Ces alcools rassemblés dans le recueil irriguent donc des courants vifs, sur lesquels le lecteur ne peut que se laisser porter. Ce dernier peut alors découvrir de nouveaux mondes, à la fois proches de ceux qu'il connaît et complètement différents.
De nouveaux mondes
Rencontres
Guillaume Apollinaire procède ici, comme souvent dans Alcools, à de curieux « accouplements », pour reprendre l'un des termes de l'extrait. Il s'agit d'abord de faire s'entrechoquer des éléments a priori opposés. Nous croisons par exemple dans ces vers le « fer » et le « feu », qui ne sont pas dépourvus de connotations inquiétantes, d'autant qu'ils précèdent des « trépassés » et « des armées rangées en bataille ». Mais ils sont pourtant associés à des mots plus rassurants. Ainsi, les « trépassés » sont qualifiés de « fiers ». De même, « le docile fer notre bon compagnon » et « le feu qu'il faut aimer comme on s'aime soi-même » ne sont pas seulement rassemblés pour effrayer. Ils animent au contraire ce poème agité par des vents contraires. La mort et la naissance sont par ailleurs associées à la toute fin de ce poème : « Les étoiles mouraient le jour naissait à peine ». Les vendanges annoncées dès le titre du poème sont en outre propices aux rencontres : le vin récolté se répand dans les villes et Paris devient un carrefour. Villes et campagnes se trouvent définitivement rassemblées. Les « fleurs » et la « végétation » s'unissent aux « bélandres » et aux « feux rouges des ponts [s'éteignant] dans la Seine ». Les sonorités même permettent de réunir Paris et la Seine avec bien « des villes anciennes ».
Métamorphoses
Guillaume Apollinaire parvient par conséquent à atteindre un équilibre fait de multiples contrastes. Les tensions, dans ses vers, ne sont pas dépourvues d'harmonie. Les mondes, en dépit de leur diversité, peuvent être rapprochés et unifiés, comme le suggère notamment ce vers : « Mondes qui vous ressemblez et qui nous ressemblez ». Certes, le « je » paraît dans cet extrait menacé par le silence puisqu'il fait lui-même état de « tout ce [qu'il] ne [sait] pas dire ». Reste que, par ses visions, Apollinaire parvient à réinventer « tout l'univers », des « plantes » jusqu'aux « astres », des « animaux » jusqu'aux « hommes à genoux sur la rive du ciel ». La fin du poème pourrait marquer le terme de ce voyage : la nuit s'achève, les feux s'éteignent et les étoiles meurent. Mais cette fin, qui n'est pas dépourvue de douceur comme le prouve par exemple l'adverbe « lentement », est aussi une renaissance.
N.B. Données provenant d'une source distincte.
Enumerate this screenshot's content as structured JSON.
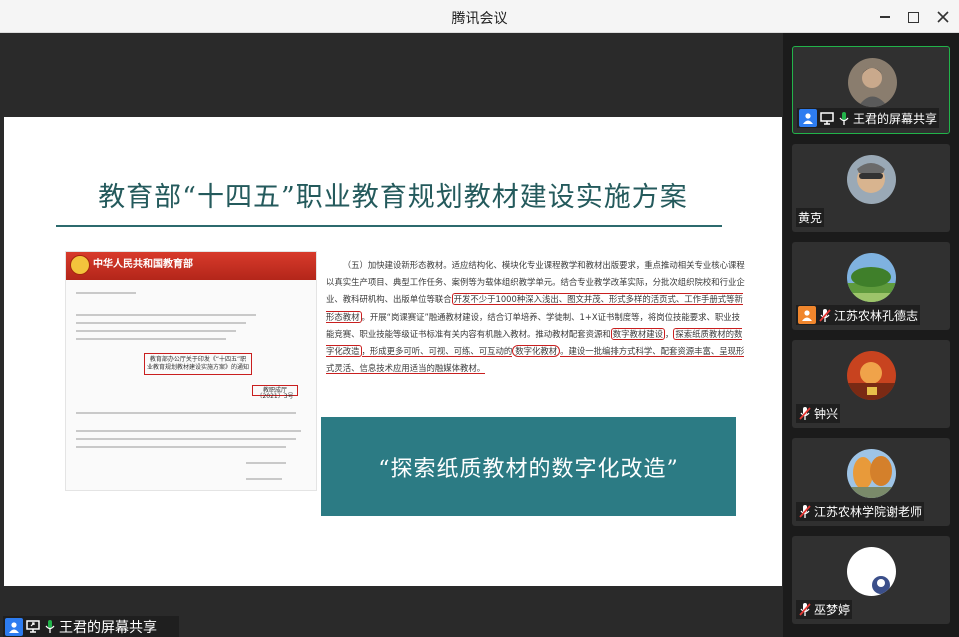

Elle invite tout d'abord le lecteur à saisir ces verres et ces vers pour s'approprier ces visions. Rien n'est jamais figé dans l'espace poétique d'Alcools. C'est au lecteur, en suivant le courant du poème, d'imaginer de nouvelles métamorphoses. La fin du recueil nous pousse alors à ouvrir nos yeux et nos oreilles pour boire à notre tour « tout l'univers ». En ce sens, Alcools, dans un même mouvement, nous éloigne du monde que nous connaissons et nous en rapproche.
Conclusion
Ces derniers vers permettent donc bien à Guillaume Apollinaire d'achever son recueil sans mettre pour autant un point final à l'aventure poétique. « Vendémiaire » est aussi une aube, faite d'ivresse, d'illuminations et peut-être de révolutions, comme pourrait le laisser penser la référence au calendrier républicain. Sans rejeter tout à fait le passé, Guillaume Apollinaire fait ici preuve de modernité et il annonce les expériences surréalistes qui marqueront l'entre-deux-guerres. Il est d'ailleurs, avec sa pièce Les Mamelles de Tirésias, l'un des premiers à avoir utilisé le terme « surréaliste ».